18/01/2006 @08:42:22 ^09:59:57
Shot in the face and you're to blame
You give multiplayer co-op a bad name
Poor man's version control
Yesterday I found out what "refactoring" means. This is one of those words that seem to turn up in every discussion about computer programming in which "professionals" participate. It seems like something you're supposed to know about but I didn't.
I found it means basically rewriting your functions so they're split up into different bits, cleaning up parts that are no longer used, etc. For example in Doom there's the face on the status bar. I'd like to put the code that works out which face to display into its own function so I can use it both on the status bar and on the fullscreen HUD in the corner (somebody had this idea on Doomworld and I liked it). This is "refactoring".
You do this kind of shit all the time, especially if like me you never design your code properly because you never did some knobby computer science course that taught you how to. But what's happened is, some gargantuan wanker's come along and invented a fancy term for it so he and his wanker buddies can make themselves look clever by using big words. "Agile programming methodologies", ugh.
Another thing is version control, or even more pretentiously, "Source Code Management". I started using svn last year because Prboom upstream does and I wanted the changes made to it since 2.2.6 was released. I decided to use it in which to keep my copy of the prboom source and my changes to it. Since doing so I have realised that all it is is a fancy way of doing something that I've done for years.
- checkout: Before you start making a change that you don't think will work out, or might break something significant, make a copy of the files you're going to change in a backup directory ("repository")
- revert: So your changes didn't work out? Oh well. Retrieve the files you backed up earlier and put them back in the main source directory.
- commit: There is no explicit commit operation other than deleting the backups you made earlier!

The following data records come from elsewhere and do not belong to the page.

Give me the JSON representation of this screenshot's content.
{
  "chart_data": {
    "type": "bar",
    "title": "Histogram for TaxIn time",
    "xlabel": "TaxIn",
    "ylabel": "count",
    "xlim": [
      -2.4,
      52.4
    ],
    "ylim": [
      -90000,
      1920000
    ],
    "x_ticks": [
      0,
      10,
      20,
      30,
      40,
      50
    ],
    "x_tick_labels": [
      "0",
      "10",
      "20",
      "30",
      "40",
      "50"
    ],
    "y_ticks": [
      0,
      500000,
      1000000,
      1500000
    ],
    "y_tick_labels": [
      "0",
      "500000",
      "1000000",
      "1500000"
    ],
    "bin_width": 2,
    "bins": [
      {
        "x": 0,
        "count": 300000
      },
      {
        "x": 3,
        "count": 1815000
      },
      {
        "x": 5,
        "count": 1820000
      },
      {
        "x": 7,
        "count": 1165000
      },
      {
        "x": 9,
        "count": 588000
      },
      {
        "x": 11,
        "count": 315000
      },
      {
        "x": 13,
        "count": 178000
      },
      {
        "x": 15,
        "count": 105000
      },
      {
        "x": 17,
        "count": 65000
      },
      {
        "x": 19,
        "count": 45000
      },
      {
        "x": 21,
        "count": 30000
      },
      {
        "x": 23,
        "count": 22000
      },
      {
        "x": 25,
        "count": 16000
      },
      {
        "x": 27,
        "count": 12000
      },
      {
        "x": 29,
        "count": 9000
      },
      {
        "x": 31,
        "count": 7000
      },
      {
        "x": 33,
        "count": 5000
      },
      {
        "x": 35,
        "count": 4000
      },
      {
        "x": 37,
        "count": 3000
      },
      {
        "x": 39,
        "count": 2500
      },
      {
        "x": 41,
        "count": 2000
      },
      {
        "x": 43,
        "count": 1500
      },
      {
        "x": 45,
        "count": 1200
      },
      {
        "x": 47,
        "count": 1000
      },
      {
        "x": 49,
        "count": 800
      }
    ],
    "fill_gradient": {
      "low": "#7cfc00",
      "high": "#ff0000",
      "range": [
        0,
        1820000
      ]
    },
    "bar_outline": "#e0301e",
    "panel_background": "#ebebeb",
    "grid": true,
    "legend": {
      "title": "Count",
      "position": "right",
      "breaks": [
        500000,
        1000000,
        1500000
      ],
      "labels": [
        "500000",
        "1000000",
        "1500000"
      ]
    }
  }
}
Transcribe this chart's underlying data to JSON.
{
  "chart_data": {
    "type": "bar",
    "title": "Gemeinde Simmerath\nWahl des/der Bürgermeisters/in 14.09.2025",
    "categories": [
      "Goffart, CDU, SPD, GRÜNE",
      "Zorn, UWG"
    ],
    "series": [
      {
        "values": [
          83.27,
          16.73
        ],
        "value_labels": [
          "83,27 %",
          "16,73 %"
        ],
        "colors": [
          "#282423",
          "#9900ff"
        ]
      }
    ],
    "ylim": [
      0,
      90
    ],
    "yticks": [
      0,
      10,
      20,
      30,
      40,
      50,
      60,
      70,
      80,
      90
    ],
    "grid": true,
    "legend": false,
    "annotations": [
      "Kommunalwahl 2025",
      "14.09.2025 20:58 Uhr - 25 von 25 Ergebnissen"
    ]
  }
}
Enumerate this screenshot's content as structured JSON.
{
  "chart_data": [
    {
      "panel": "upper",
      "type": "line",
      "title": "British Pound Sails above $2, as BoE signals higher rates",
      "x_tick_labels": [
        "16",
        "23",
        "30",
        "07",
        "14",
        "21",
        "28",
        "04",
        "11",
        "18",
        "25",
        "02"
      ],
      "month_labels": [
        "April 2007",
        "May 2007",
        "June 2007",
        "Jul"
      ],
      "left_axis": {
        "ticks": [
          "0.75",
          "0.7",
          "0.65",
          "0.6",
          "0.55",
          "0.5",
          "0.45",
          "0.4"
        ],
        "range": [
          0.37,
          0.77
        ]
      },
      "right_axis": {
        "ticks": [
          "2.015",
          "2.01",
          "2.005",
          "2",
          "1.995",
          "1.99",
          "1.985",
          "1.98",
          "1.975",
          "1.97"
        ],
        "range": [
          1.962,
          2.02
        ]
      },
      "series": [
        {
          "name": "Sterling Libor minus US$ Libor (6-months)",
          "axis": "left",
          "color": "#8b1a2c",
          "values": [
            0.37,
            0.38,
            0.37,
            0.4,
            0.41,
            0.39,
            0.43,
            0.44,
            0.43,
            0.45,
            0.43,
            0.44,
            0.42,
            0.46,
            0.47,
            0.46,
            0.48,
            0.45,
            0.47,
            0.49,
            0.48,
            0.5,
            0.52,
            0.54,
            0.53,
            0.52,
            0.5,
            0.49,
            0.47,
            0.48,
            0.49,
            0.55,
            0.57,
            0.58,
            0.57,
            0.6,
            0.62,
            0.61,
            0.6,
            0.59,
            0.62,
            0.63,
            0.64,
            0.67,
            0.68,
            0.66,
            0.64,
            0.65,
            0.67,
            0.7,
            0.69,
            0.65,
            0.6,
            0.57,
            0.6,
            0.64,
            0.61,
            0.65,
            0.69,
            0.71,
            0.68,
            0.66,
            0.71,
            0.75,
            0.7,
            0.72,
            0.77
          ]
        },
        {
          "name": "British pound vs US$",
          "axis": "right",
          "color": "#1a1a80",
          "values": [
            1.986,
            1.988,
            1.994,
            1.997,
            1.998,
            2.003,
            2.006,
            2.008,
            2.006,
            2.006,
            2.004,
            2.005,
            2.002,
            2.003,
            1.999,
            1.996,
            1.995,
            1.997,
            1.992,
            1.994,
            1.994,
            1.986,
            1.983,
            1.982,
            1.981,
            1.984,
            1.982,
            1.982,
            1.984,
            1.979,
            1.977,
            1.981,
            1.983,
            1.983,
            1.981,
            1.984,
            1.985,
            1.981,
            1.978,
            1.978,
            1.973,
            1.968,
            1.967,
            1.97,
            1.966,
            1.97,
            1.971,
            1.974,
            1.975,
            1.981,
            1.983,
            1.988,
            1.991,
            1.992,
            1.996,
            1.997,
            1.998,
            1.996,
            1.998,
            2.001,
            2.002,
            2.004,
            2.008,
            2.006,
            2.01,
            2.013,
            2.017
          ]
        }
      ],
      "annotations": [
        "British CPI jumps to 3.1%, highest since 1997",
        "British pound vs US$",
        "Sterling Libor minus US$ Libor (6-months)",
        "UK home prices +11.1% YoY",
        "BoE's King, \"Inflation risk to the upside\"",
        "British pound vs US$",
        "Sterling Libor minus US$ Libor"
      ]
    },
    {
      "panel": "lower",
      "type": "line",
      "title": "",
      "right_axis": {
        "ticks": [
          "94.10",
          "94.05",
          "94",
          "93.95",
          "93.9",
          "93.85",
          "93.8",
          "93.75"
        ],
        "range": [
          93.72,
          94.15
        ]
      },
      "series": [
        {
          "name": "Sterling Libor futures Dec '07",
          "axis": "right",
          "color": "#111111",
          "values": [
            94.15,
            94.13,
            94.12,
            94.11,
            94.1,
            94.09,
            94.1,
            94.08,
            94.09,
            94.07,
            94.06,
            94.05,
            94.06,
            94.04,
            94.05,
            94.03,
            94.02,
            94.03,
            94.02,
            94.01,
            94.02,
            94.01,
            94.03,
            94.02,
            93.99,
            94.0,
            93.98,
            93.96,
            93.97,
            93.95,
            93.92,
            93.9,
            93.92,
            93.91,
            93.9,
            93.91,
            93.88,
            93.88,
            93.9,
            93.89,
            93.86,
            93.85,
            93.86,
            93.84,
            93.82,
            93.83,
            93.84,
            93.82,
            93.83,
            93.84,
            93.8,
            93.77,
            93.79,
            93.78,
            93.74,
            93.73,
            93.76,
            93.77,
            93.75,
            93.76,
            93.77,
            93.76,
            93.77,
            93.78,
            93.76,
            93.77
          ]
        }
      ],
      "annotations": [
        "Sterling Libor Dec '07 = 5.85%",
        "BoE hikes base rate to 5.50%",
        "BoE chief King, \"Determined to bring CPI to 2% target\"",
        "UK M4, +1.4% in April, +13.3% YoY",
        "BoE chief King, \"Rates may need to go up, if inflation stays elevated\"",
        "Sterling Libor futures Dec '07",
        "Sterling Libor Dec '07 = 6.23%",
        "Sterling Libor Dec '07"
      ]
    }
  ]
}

- merge: Obviously this was never needed with my own stuff but once or twice in the time I was working on DIY, a new version would come out upstream. That would require manual merging, where a file would either a) not be changed b) changed upstream c) changed by me or d) changed by both. All the cases were trivial except d) where you had to be a bit more careful. Fortunately somebody had ported GNU diff to RISC OS which made things easier.
My point is, don't get discouraged if you hear "industry professionals" talking bollocks you can't understand. Chances are they're talking about something perfectly simple that will arise naturally from your own tinkering, just they've been on fucking corporate wanker training programmes that give everything twattish names.
Incidentally if you've just committed something to svn and then decided it was wrong and don't want the mistake in your repository making you look bad, you can do this: go into the repository directory, edit db/current, change the first field - the latest revision number - from N to N-1, then delete db/revs/N and db/revprops/N. Your working directory will then disagree with the repository over valid version numbers; at this point it's probably easiest to check out a new one. Oh this shit probably only works with fsfs type repositories. I don't know about the older db type. They don't work over NFS, so I don't use them.